Kleine Kickbacks, große Wirkung
Agenturen und Vermarkter beurteilen das Provisionsmodell von Google skeptisch.
Die Ankündigung von Google,Werbetreibenden und Agenturen die Displaywerbung bei
Youtube & Co. mit Vergünstigungen zu versüßen und so sein schleppendes Displaygeschäft zu pushen (INTERNET WORLD Business 23/08) blieb nicht ohne Reaktion. Der Arbeitskreis SEM im Bundesverband Digitale Wirtschaft etwa begrüßt die Entscheidung, verfällt aber nicht in "blinde Euphorie, da die zu erreichenden Ziele sicherlich für einige Agenturen eine Herausforderung darstellen, um überhaupt an dieser Kickbackregelung partizipieren zu können".
Ins gleiche Horn stößt Klaus Ulbricht: "Die Budgetuntergrenze und die Mindestanzahl von Kunden halte ich für zu hoch, zumal viele Kunden Display- und Video-Anzeigen bislang noch gar nicht nutzen und daher erst langsam mittels Testkampagnen mit kleineren Budgets an die Materie herangeführt werden müssen“, so der Managing Director der Full-Service-Agentur für interaktives Marketing Spacedealer. Hinzu kommt: Bisher existiere auch nicht annähernd ausreichendes Studienmaterial hinsichtlich der Conversion Rate dieser Werbeformen im Google-Content-Netzwerk unter Performance-Gesichtspunkten. Google habe zwar versprochen, solche Studien in den Briefing-Materialien nachzuliefern, aber: "Agenturen, die ihre Kunden in verantwortlicher Art und Weise durch vorsichtiges Testen an das Thema Video- und Displaywerbung heranführen wollen, könnte somit ein Einstieg in das Partnerschaftsprogramm erheblich erschwert werden“, so Ulbricht. Daher werde es eher schwieriger, das Thema bei den Agenturkunden zu verankern und unter Performance-Kriterien relevant zu machen.
Das Vergütungsmodell
Nach der INTERNET WORLD Business vorliegenden Informationen besteht das Vergütungsmodell aus zwei Teilen: Zum einen wird prozentual nach Schaltvolumen, das in Display- und Video-Anzeigen fließt, rückvergütet. Zum anderen erhält die Agentur einen prozentualen "Kickback“. Dieser bemisst sich wiederum an der Anzahl ihrer Kunden, die Budget in Display- und Video-Anzeigen verschalten. Jenseits von Aspekten wie Conversion oder Art und Höhe der Vergütung muss Google generell im Displaybereich erst einmal seine Leistungsfähigkeit unter Beweis stellen (s.u.). Selbes gilt auch für die vermarkteten Produkte:Nicht wenige Stimmen im Markt beurteilen beispielsweise Youtube als unattraktiv.

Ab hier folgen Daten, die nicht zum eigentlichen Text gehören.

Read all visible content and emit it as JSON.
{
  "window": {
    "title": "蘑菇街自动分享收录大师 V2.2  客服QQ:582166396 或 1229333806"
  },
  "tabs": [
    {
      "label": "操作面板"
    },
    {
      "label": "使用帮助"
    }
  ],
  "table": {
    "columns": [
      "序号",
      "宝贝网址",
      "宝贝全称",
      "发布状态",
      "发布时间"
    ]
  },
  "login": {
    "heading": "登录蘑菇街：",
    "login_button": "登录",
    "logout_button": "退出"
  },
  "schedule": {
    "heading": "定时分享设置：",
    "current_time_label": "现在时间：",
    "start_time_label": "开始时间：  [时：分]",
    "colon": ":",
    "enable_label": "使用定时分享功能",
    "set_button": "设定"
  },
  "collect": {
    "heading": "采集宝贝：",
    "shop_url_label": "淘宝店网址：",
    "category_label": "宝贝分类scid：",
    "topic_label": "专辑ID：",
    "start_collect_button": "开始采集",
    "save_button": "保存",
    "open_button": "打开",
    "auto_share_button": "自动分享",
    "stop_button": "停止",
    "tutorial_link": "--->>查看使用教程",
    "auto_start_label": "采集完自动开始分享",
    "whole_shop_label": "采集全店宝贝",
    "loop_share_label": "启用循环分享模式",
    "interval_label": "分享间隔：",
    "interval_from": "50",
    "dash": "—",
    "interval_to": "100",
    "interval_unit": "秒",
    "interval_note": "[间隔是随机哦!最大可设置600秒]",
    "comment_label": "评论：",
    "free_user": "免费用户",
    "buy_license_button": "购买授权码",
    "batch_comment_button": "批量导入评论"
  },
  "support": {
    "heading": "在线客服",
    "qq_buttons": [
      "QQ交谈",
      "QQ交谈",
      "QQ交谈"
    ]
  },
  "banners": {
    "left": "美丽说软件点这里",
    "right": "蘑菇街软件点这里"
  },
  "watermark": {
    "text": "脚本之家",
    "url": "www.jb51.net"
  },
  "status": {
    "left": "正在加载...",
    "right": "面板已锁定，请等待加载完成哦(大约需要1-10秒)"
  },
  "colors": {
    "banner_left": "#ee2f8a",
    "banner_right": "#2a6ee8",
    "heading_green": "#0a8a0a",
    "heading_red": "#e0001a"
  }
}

Und wie beurteilen die Media-Agenturen die monetäre Charmeoffensive? Schließlich hat der Suchmaschinenprimus die Agenturen schon einmal als verlängerten Vertriebsarm (aus)genutzt. "Nachdem die SEM-Spezialagenturen Google den Weg in den deutschen Markt bereitet hatten, distanzierte sich der Monopolist sukzessive von ihnen und begann erst Netzwerkagenturen und dann Kunden direkt anzusprechen“, erinnert sich Wolfgang Bscheid, Geschäftsführer von Mediascale. Dann wurden die Agenturprovisionen abgeschafft. Plant Google ein ähnliches Szenario bei der Displaywerbung? Bscheid: "Ebenso wie viele andere Agenturen, reagiert Mediascale auf das neue Rabattmodell zunächst mit Zurückhaltung.“ Wahrscheinlich sei aber, dass viele SEM-Spezialagenturen auf das Angebot eingehen würden oder müssten, "da sie sowohl auf Google als auch auf die neuen Umsätze über das Displaygeschäft angewiesen sind und wohl keine andere Möglichkeit haben“.
Sascha Jansen, Managing Director von Zed Digital, sieht nicht ganz so schwarz: „Agenturen erfüllen im Mediabusiness wichtige Funktionen.“ Dies wisse Google. Google geht es – und davon kann man bei börsennotierten Unternehmen immer ausgehen – um Shareholder Value. Dem ist man verpflichtet. Kurzfristig und langfristig.Hier ist Google nicht "evil“, aber niemand kann erwarten, dass sich Google wie ein gemeinnütziger Förderverein verhält.